Working the Butterflies & Blooms Briar Patch Habitat in Eatonton, Georgia, I’m mostly keeping my eyes peeled for ‘fresh.’ It’s much like my careful, not rushed time spent in Giant Eagle or Publix produce sections. I look long and hard for fresh bananas, fresh cantaloupes (well marked netting, that dark green scar and no bruise ), corn in season, with the stem-tip light color (picked that morning) and oranges a deep color and free of bruises and dents. Maybe I should share my desired watermelon, that secret info the result of many conversations with farm owners at their farm-side produce stands. Good-looking shape, rich green netting and most important of all, a fine patch of sweet yellow color on the underside.

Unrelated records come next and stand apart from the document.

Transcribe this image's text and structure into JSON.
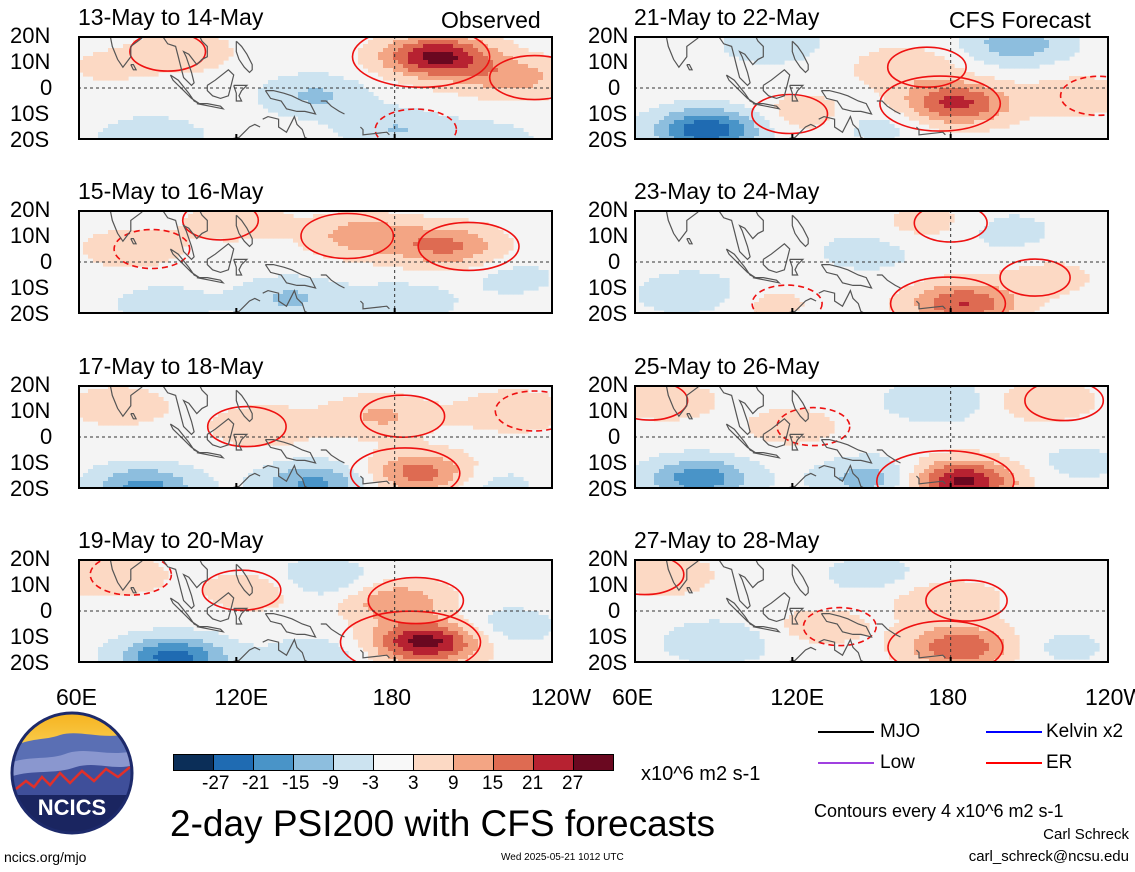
{
  "chart_data": {
    "type": "heatmap",
    "title": "2-day PSI200 with CFS forecasts",
    "xlabel": "",
    "ylabel": "",
    "x_ticks": [
      "60E",
      "120E",
      "180",
      "120W"
    ],
    "y_ticks": [
      "20N",
      "10N",
      "0",
      "10S",
      "20S"
    ],
    "colorbar": {
      "ticks": [
        "-27",
        "-21",
        "-15",
        "-9",
        "-3",
        "3",
        "9",
        "15",
        "21",
        "27"
      ],
      "units": "x10^6 m2 s-1",
      "colors": [
        "#0b2e58",
        "#1f6bb2",
        "#4994c8",
        "#8dbede",
        "#cce3f0",
        "#f8f8f8",
        "#fcd9c4",
        "#f3a584",
        "#de6b52",
        "#b72231",
        "#6a0820"
      ]
    },
    "contour_note": "Contours every 4 x10^6 m2 s-1",
    "legend": [
      {
        "label": "MJO",
        "color": "#000000"
      },
      {
        "label": "Kelvin x2",
        "color": "#0000ff"
      },
      {
        "label": "Low",
        "color": "#a040e0"
      },
      {
        "label": "ER",
        "color": "#ff0000"
      }
    ],
    "panels": [
      {
        "label": "13-May to 14-May",
        "tag": "Observed",
        "kind": "observed",
        "anomalies": [
          {
            "lon": 196,
            "lat": 12,
            "amp": 29
          },
          {
            "lon": 225,
            "lat": 4,
            "amp": 12
          },
          {
            "lon": 100,
            "lat": 14,
            "amp": 7
          },
          {
            "lon": 180,
            "lat": -16,
            "amp": -9
          },
          {
            "lon": 150,
            "lat": -3,
            "amp": -10
          },
          {
            "lon": 88,
            "lat": -19,
            "amp": -8
          },
          {
            "lon": 215,
            "lat": -20,
            "amp": -6
          },
          {
            "lon": 70,
            "lat": 8,
            "amp": 4
          }
        ]
      },
      {
        "label": "15-May to 16-May",
        "tag": "",
        "kind": "observed",
        "anomalies": [
          {
            "lon": 168,
            "lat": 10,
            "amp": 13
          },
          {
            "lon": 200,
            "lat": 6,
            "amp": 16
          },
          {
            "lon": 120,
            "lat": 16,
            "amp": 7
          },
          {
            "lon": 80,
            "lat": 5,
            "amp": 7
          },
          {
            "lon": 140,
            "lat": -14,
            "amp": -10
          },
          {
            "lon": 182,
            "lat": -16,
            "amp": -8
          },
          {
            "lon": 92,
            "lat": -16,
            "amp": -6
          },
          {
            "lon": 225,
            "lat": -6,
            "amp": -5
          }
        ]
      },
      {
        "label": "17-May to 18-May",
        "tag": "",
        "kind": "observed",
        "anomalies": [
          {
            "lon": 190,
            "lat": -14,
            "amp": 19
          },
          {
            "lon": 175,
            "lat": 8,
            "amp": 10
          },
          {
            "lon": 130,
            "lat": 4,
            "amp": 8
          },
          {
            "lon": 225,
            "lat": 10,
            "amp": 8
          },
          {
            "lon": 85,
            "lat": -19,
            "amp": -17
          },
          {
            "lon": 150,
            "lat": -18,
            "amp": -17
          },
          {
            "lon": 215,
            "lat": -18,
            "amp": -6
          },
          {
            "lon": 75,
            "lat": 12,
            "amp": 7
          }
        ]
      },
      {
        "label": "19-May to 20-May",
        "tag": "",
        "kind": "observed",
        "anomalies": [
          {
            "lon": 192,
            "lat": -12,
            "amp": 30
          },
          {
            "lon": 180,
            "lat": 4,
            "amp": 14
          },
          {
            "lon": 128,
            "lat": 8,
            "amp": 8
          },
          {
            "lon": 72,
            "lat": 14,
            "amp": 9
          },
          {
            "lon": 96,
            "lat": -18,
            "amp": -24
          },
          {
            "lon": 152,
            "lat": 12,
            "amp": -10
          },
          {
            "lon": 222,
            "lat": -6,
            "amp": -7
          },
          {
            "lon": 150,
            "lat": -18,
            "amp": -8
          }
        ]
      },
      {
        "label": "21-May to 22-May",
        "tag": "CFS Forecast",
        "kind": "forecast",
        "anomalies": [
          {
            "lon": 182,
            "lat": -6,
            "amp": 23
          },
          {
            "lon": 163,
            "lat": 8,
            "amp": 8
          },
          {
            "lon": 125,
            "lat": -10,
            "amp": 7
          },
          {
            "lon": 228,
            "lat": -3,
            "amp": 7
          },
          {
            "lon": 88,
            "lat": -16,
            "amp": -26
          },
          {
            "lon": 205,
            "lat": 17,
            "amp": -13
          },
          {
            "lon": 112,
            "lat": 17,
            "amp": -7
          },
          {
            "lon": 152,
            "lat": -14,
            "amp": -6
          }
        ]
      },
      {
        "label": "23-May to 24-May",
        "tag": "",
        "kind": "forecast",
        "anomalies": [
          {
            "lon": 185,
            "lat": -16,
            "amp": 21
          },
          {
            "lon": 172,
            "lat": 15,
            "amp": 6
          },
          {
            "lon": 218,
            "lat": -6,
            "amp": 5
          },
          {
            "lon": 110,
            "lat": -16,
            "amp": 5
          },
          {
            "lon": 82,
            "lat": -12,
            "amp": -9
          },
          {
            "lon": 200,
            "lat": 12,
            "amp": -6
          },
          {
            "lon": 148,
            "lat": 4,
            "amp": -6
          }
        ]
      },
      {
        "label": "25-May to 26-May",
        "tag": "",
        "kind": "forecast",
        "anomalies": [
          {
            "lon": 184,
            "lat": -17,
            "amp": 29
          },
          {
            "lon": 215,
            "lat": 14,
            "amp": 8
          },
          {
            "lon": 72,
            "lat": 14,
            "amp": 7
          },
          {
            "lon": 120,
            "lat": 4,
            "amp": 6
          },
          {
            "lon": 85,
            "lat": -16,
            "amp": -19
          },
          {
            "lon": 150,
            "lat": -16,
            "amp": -13
          },
          {
            "lon": 175,
            "lat": 14,
            "amp": -9
          },
          {
            "lon": 228,
            "lat": -10,
            "amp": -5
          }
        ]
      },
      {
        "label": "27-May to 28-May",
        "tag": "",
        "kind": "forecast",
        "anomalies": [
          {
            "lon": 184,
            "lat": -14,
            "amp": 21
          },
          {
            "lon": 178,
            "lat": 4,
            "amp": 9
          },
          {
            "lon": 70,
            "lat": 14,
            "amp": 8
          },
          {
            "lon": 130,
            "lat": -6,
            "amp": 6
          },
          {
            "lon": 92,
            "lat": -12,
            "amp": -9
          },
          {
            "lon": 150,
            "lat": 14,
            "amp": -6
          },
          {
            "lon": 222,
            "lat": -14,
            "amp": -5
          }
        ]
      }
    ]
  },
  "logo_text": "NCICS",
  "footer": {
    "url": "ncics.org/mjo",
    "timestamp": "Wed 2025-05-21 1012 UTC",
    "author": "Carl Schreck",
    "email": "carl_schreck@ncsu.edu"
  }
}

‘Fresh’ at the BBHabitat usually means seeking tiger swallowtail butterflies, pipevine swallowtails, monarchs, giant swallowtails, cloudless sulphur, gulf fritillaries, the rarely seen variegated fritillaries, hackberry emperors, longtail skippers, spicebush swallowtails, red-banded hairstreaks, zebra heliconians and the less often seen zebra swallowtails . . . I always want to capture each of these when they are spectacular, ‘fresh’ yes, and particularly good looking.
Seeing this especially handsome Gray hairstreak butterfly was a surprise, for they just don’t show themselves here much. A rich, very rich gray, whose orange spot rates a long satisfying look, for a guy who eats a fresh (and now you know carefully selected) orange every morning for breakfast.